Fue la plaza, consiguió todo lo que necesitaba para hacer que ese momento fuera especial y que Juliana no pudiera olvidar otro bello momento que pasaría  en los olivos.

Llegó a casa. El alba ya se había ido. La noche empezaba a hacer su arribo.

Se sentía un gran silencio.

Fermino caminó hacia el patio en busca de Juliana, pero no la halló.  Lo que  encontró fue una nota bajo los olivos.

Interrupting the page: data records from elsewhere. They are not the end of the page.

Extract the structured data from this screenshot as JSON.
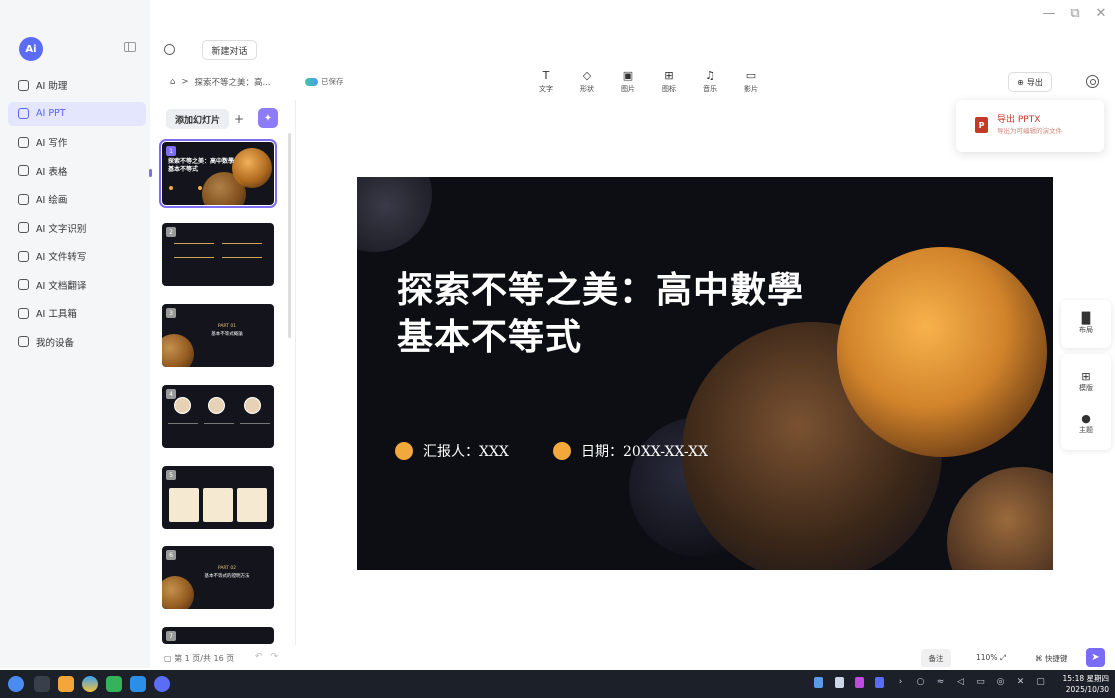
{
  "window": {
    "controls": [
      "—",
      "⧉",
      "✕"
    ]
  },
  "sidebar": {
    "logo": "Ai",
    "items": [
      {
        "label": "AI 助理",
        "icon": "robot-icon",
        "active": false
      },
      {
        "label": "AI PPT",
        "icon": "ppt-icon",
        "active": true
      },
      {
        "label": "AI 写作",
        "icon": "pen-icon",
        "active": false
      },
      {
        "label": "AI 表格",
        "icon": "table-icon",
        "active": false
      },
      {
        "label": "AI 绘画",
        "icon": "palette-icon",
        "active": false
      },
      {
        "label": "AI 文字识别",
        "icon": "scan-text-icon",
        "active": false
      },
      {
        "label": "AI 文件转写",
        "icon": "transcribe-icon",
        "active": false
      },
      {
        "label": "AI 文档翻译",
        "icon": "translate-icon",
        "active": false
      },
      {
        "label": "AI 工具箱",
        "icon": "toolbox-icon",
        "active": false
      },
      {
        "label": "我的设备",
        "icon": "device-icon",
        "active": false
      }
    ]
  },
  "topbar": {
    "new_chat": "新建对话",
    "breadcrumb_home": "⌂",
    "breadcrumb_sep": ">",
    "breadcrumb_title": "探索不等之美：高...",
    "saved": "已保存",
    "tools": [
      {
        "label": "文字",
        "glyph": "T",
        "icon": "text-icon"
      },
      {
        "label": "形状",
        "glyph": "◇",
        "icon": "shape-icon"
      },
      {
        "label": "图片",
        "glyph": "▣",
        "icon": "image-icon"
      },
      {
        "label": "图标",
        "glyph": "⊞",
        "icon": "icon-library-icon"
      },
      {
        "label": "音乐",
        "glyph": "♫",
        "icon": "music-icon"
      },
      {
        "label": "影片",
        "glyph": "▭",
        "icon": "video-icon"
      }
    ],
    "export": "导出",
    "export_menu": {
      "title": "导出 PPTX",
      "desc": "导出为可编辑的演文件",
      "badge": "P"
    }
  },
  "slides_panel": {
    "add_slide": "添加幻灯片",
    "add_plus": "+",
    "magic": "✦",
    "thumbs": [
      {
        "num": "1",
        "title": "探索不等之美：高中数學基本不等式"
      },
      {
        "num": "2"
      },
      {
        "num": "3",
        "part": "PART 01",
        "caption": "基本不等式概論"
      },
      {
        "num": "4"
      },
      {
        "num": "5"
      },
      {
        "num": "6",
        "part": "PART 02",
        "caption": "基本不等式的證明方法"
      },
      {
        "num": "7"
      }
    ]
  },
  "slide": {
    "title_line1": "探索不等之美：高中數學",
    "title_line2": "基本不等式",
    "reporter": "汇报人：XXX",
    "date": "日期：20XX-XX-XX"
  },
  "right_panel": {
    "layout": "布局",
    "template": "模版",
    "theme": "主题"
  },
  "status": {
    "page": "第 1 页/共 16 页",
    "undo": "↶",
    "redo": "↷",
    "notes": "备注",
    "zoom": "110%",
    "shortcut": "快捷键"
  },
  "taskbar": {
    "time": "15:18 星期四",
    "date": "2025/10/30"
  }
}
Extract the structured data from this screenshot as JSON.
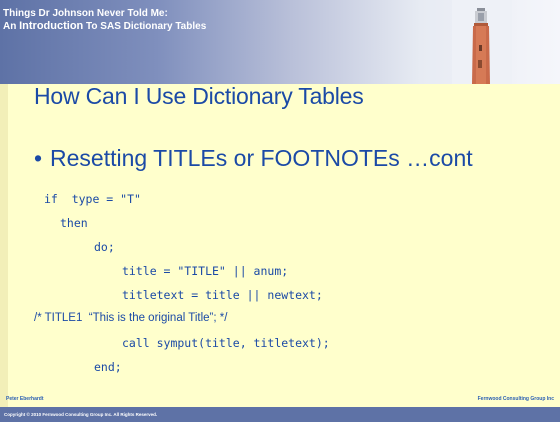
{
  "header": {
    "title_line1": "Things Dr Johnson Never Told Me:",
    "title_line2_prefix": "An ",
    "title_line2_big": "Introduction",
    "title_line2_rest": " To SAS Dictionary Tables"
  },
  "slide": {
    "title": "How Can I Use Dictionary Tables",
    "bullet": "Resetting TITLEs or FOOTNOTEs …cont",
    "code": [
      "if  type = \"T\"",
      "then",
      "do;",
      "title = \"TITLE\" || anum;",
      "titletext = title || newtext;",
      "/* TITLE1  “This is the original Title”; */",
      "call symput(title, titletext);",
      "end;"
    ]
  },
  "footer": {
    "left": "Peter Eberhardt",
    "right": "Fernwood Consulting Group Inc",
    "copyright": "Copyright © 2010 Fernwood Consulting Group Inc. All Rights Reserved."
  },
  "colors": {
    "background": "#ffffcc",
    "header_dark": "#5e72a6",
    "text_blue": "#1b4aa6"
  },
  "icons": {
    "header_image": "lighthouse-icon"
  }
}
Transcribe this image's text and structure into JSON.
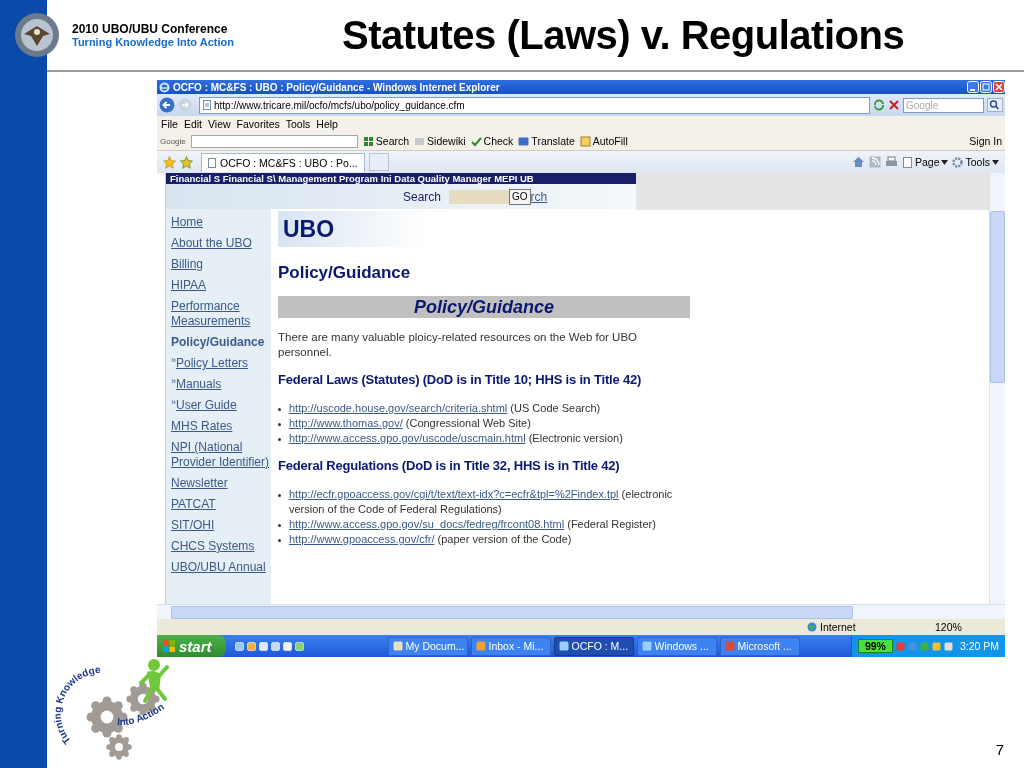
{
  "slide": {
    "conference": "2010 UBO/UBU Conference",
    "tagline": "Turning Knowledge Into Action",
    "title": "Statutes (Laws) v. Regulations",
    "logo_text": [
      "Turning Knowledge",
      "Into Action"
    ],
    "page_number": "7"
  },
  "browser": {
    "title": "OCFO : MC&FS : UBO : Policy/Guidance - Windows Internet Explorer",
    "address": "http://www.tricare.mil/ocfo/mcfs/ubo/policy_guidance.cfm",
    "search_placeholder": "Google",
    "menu": [
      "File",
      "Edit",
      "View",
      "Favorites",
      "Tools",
      "Help"
    ],
    "google_toolbar": {
      "logo": "Google",
      "items": [
        "Search",
        "Sidewiki",
        "Check",
        "Translate",
        "AutoFill"
      ],
      "sign_in": "Sign In"
    },
    "tab": "OCFO : MC&FS : UBO : Po...",
    "commands": [
      "Page",
      "Tools"
    ]
  },
  "page": {
    "banner": "Financial S Financial S\\ Management  Program Ini Data Quality Manager MEPI UB",
    "search_label": "Search",
    "go": "GO",
    "search_link": "rch",
    "nav": [
      {
        "kind": "link",
        "label": "Home"
      },
      {
        "kind": "link",
        "label": "About the UBO"
      },
      {
        "kind": "link",
        "label": "Billing"
      },
      {
        "kind": "link",
        "label": "HIPAA"
      },
      {
        "kind": "link",
        "label": "Performance Measurements"
      },
      {
        "kind": "current",
        "label": "Policy/Guidance"
      },
      {
        "kind": "sub",
        "marker": "»",
        "label": "Policy Letters"
      },
      {
        "kind": "sub",
        "marker": "»",
        "label": "Manuals"
      },
      {
        "kind": "sub",
        "marker": "»",
        "label": "User Guide"
      },
      {
        "kind": "link",
        "label": "MHS Rates"
      },
      {
        "kind": "link",
        "label": "NPI (National Provider Identifier)"
      },
      {
        "kind": "link",
        "label": "Newsletter"
      },
      {
        "kind": "link",
        "label": "PATCAT"
      },
      {
        "kind": "link",
        "label": "SIT/OHI"
      },
      {
        "kind": "link",
        "label": "CHCS Systems"
      },
      {
        "kind": "link",
        "label": "UBO/UBU Annual"
      }
    ],
    "heading": "UBO",
    "subheading": "Policy/Guidance",
    "band": "Policy/Guidance",
    "intro": "There are many valuable ploicy-related resources on the Web for UBO personnel.",
    "sections": [
      {
        "heading": "Federal Laws (Statutes) (DoD is in Title 10; HHS is in Title 42)",
        "links": [
          {
            "url": "http://uscode.house.gov/search/criteria.shtml",
            "note": "(US Code Search)"
          },
          {
            "url": "http://www.thomas.gov/",
            "note": "(Congressional Web Site)"
          },
          {
            "url": "http://www.access.gpo.gov/uscode/uscmain.html",
            "note": "(Electronic version)"
          }
        ]
      },
      {
        "heading": "Federal Regulations (DoD is in Title 32, HHS is in Title 42)",
        "links": [
          {
            "url": "http://ecfr.gpoaccess.gov/cgi/t/text/text-idx?c=ecfr&tpl=%2Findex.tpl",
            "note": "(electronic version of the Code of Federal Regulations)"
          },
          {
            "url": "http://www.access.gpo.gov/su_docs/fedreg/frcont08.html",
            "note": "(Federal Register)"
          },
          {
            "url": "http://www.gpoaccess.gov/cfr/",
            "note": "(paper version of the Code)"
          }
        ]
      }
    ]
  },
  "status_bar": {
    "zone": "Internet",
    "zoom": "120%"
  },
  "taskbar": {
    "start": "start",
    "tasks": [
      {
        "label": "My Docum...",
        "selected": false
      },
      {
        "label": "Inbox - Mi...",
        "selected": false
      },
      {
        "label": "OCFO : M...",
        "selected": true
      },
      {
        "label": "Windows ...",
        "selected": false
      },
      {
        "label": "Microsoft ...",
        "selected": false
      }
    ],
    "battery": "99%",
    "clock": "3:20 PM"
  }
}
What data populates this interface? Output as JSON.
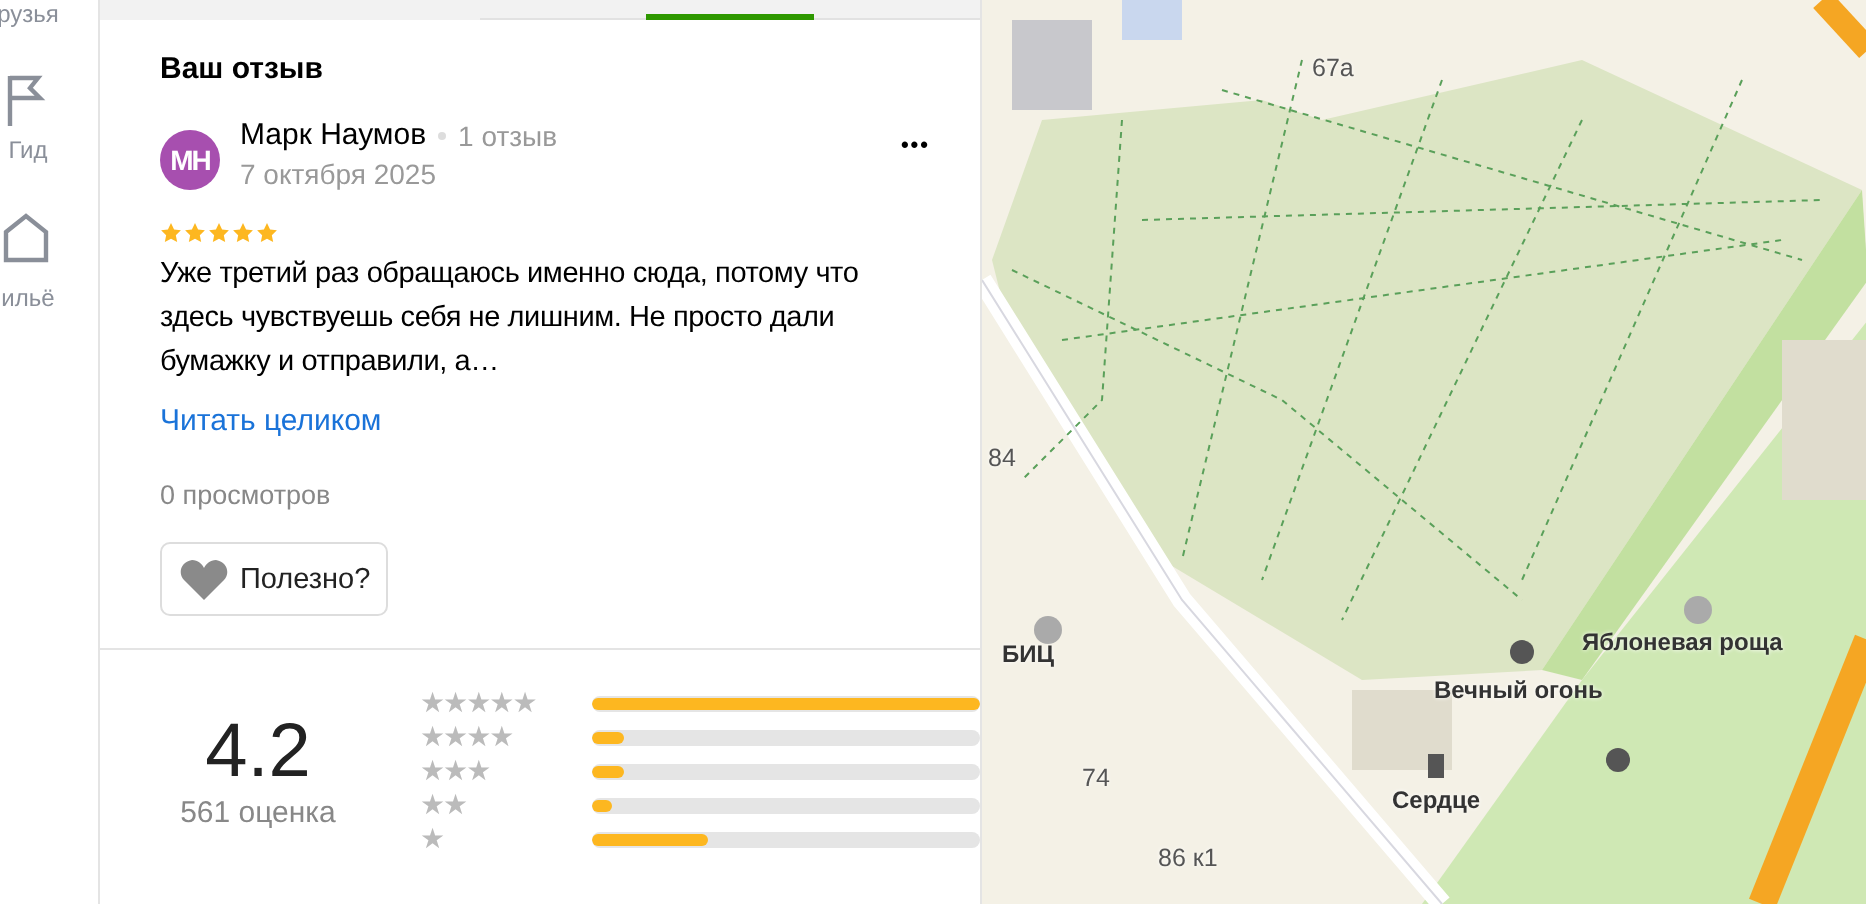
{
  "sidebar": {
    "items": [
      {
        "label": "рузья",
        "kind": "friends"
      },
      {
        "label": "Гид",
        "kind": "guide"
      },
      {
        "label": "ильё",
        "kind": "housing"
      }
    ]
  },
  "tabs": [
    {
      "selected": false
    },
    {
      "selected": true
    },
    {
      "selected": false
    }
  ],
  "review_section": {
    "title": "Ваш отзыв",
    "author": {
      "initials": "МН",
      "name": "Марк Наумов",
      "reviews_count": "1 отзыв",
      "date": "7 октября 2025"
    },
    "more": "•••",
    "stars": 5,
    "text": "Уже третий раз обращаюсь именно сюда, потому что здесь чувствуешь себя не лишним. Не просто дали бумажку и отправили, а…",
    "read_more": "Читать целиком",
    "views": "0 просмотров",
    "useful_button": "Полезно?"
  },
  "rating_summary": {
    "score": "4.2",
    "count": "561 оценка",
    "distribution": [
      {
        "label": "★★★★★",
        "level": 1.0
      },
      {
        "label": "★★★★",
        "level": 0.08
      },
      {
        "label": "★★★",
        "level": 0.08
      },
      {
        "label": "★★",
        "level": 0.05
      },
      {
        "label": "★",
        "level": 0.3
      }
    ]
  },
  "map": {
    "labels": [
      {
        "text": "67а",
        "kind": "house"
      },
      {
        "text": "84",
        "kind": "house"
      },
      {
        "text": "БИЦ",
        "kind": "place"
      },
      {
        "text": "74",
        "kind": "house"
      },
      {
        "text": "86 к1",
        "kind": "house"
      },
      {
        "text": "Сердце",
        "kind": "place"
      },
      {
        "text": "Вечный огонь",
        "kind": "place"
      },
      {
        "text": "Яблоневая роща",
        "kind": "place"
      }
    ]
  }
}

La cual contenía unas cuantas aceitunas que a su vez estaban unidas a un pequeño racimo, y decía:

“Lo que pasó en los olivos…no pensé que ese momento en el que por primera vez nos vimos, llegaría a cambiarme la vida hasta el punto de vivir contigo. Fuiste muy especial conmigo, tanto, que te amé con gran locura como a ningún otro individuo. Quiero que sepas que estaba dispuesta a casarme contigo y vivir a tu lado hasta que la muerte fuera quien nos separara, pero no puedo seguir con este dolor inmenso que por mucho tiempo, a donde quiera que voy, me ha perseguido. Por eso, con el dolor de mi alma, hoy adiós te digo…nunca olvidaré lo que pasó en los olivos”.